Keith – non article related- I am subscribed to your newsletter but I don’t receive it. I love the content (read it through website), would you mind checking to see if there is anything you can do to help?
I can check when i’m home from this trip but maybe try signing up again? i’m wondering if there was a typo in your email address. Or maybe it’s getting filtered out somehow
Hi Keith,
I enjoy reading your posts. You’re the main (only?) reason I subscribe to the leviathan from Bristol. You wrote above, “If you believe such things matter…” in the case of BethAnn McLaughlin. I worked as a copy editor for a good while, and I think that your comment may be misleading here. What she is doing undeniably does matter. Is it the petitions that might have little to no effect at times?

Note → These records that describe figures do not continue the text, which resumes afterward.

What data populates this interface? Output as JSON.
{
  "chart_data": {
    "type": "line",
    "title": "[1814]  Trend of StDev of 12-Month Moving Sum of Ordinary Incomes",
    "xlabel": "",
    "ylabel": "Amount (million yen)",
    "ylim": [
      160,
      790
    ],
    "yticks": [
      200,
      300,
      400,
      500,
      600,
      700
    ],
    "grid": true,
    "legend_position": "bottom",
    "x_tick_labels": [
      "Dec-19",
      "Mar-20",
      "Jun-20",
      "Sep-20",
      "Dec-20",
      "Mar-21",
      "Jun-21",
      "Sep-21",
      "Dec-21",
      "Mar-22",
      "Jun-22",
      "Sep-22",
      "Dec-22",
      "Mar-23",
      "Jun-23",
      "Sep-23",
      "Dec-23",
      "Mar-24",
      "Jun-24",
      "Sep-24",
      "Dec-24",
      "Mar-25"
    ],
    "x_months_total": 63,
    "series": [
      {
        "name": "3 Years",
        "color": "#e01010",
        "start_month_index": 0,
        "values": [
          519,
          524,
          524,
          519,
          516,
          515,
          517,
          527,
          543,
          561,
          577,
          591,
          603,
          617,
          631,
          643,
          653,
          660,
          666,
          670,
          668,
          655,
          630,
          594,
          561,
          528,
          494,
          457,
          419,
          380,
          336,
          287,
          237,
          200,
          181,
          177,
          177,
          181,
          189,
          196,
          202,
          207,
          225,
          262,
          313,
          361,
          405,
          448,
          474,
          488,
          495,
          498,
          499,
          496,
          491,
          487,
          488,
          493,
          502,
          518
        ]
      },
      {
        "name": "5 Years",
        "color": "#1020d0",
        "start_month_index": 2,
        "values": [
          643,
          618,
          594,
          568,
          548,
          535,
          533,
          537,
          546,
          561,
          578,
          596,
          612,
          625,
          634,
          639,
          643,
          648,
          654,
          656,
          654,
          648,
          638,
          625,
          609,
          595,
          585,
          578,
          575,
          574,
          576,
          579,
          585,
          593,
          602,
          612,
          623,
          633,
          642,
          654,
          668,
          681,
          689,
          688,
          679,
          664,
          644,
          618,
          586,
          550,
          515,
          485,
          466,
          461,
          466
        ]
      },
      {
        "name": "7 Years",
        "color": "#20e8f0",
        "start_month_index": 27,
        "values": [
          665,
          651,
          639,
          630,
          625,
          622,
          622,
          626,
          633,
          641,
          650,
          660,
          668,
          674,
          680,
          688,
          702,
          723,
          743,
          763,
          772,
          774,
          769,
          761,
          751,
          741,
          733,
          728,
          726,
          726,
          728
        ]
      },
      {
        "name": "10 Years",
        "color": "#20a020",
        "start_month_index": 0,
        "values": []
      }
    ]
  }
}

For those interested in more context about BethAnn McLauglin’s case, the Science piece linked within the Inside Higher Ed story is good. She also authored the following piece on “winning” a Title IX case (posted anonymously, but she has subsequently admitted to authoring it): http://proflikesubstance.scientopia.org/2016/12/20/winning-a-title-ix-case/
That comment is very clearly related to the remainder of the sentence, which is about a petition.
I made the mistake of perusing the comments in the Charlotte Observer editorial. Can’t tell if some of the anti-vaxxers are real or bots (please let them be bots). Either way, it was scary reading the ignorant comments by the anti-vaxxers.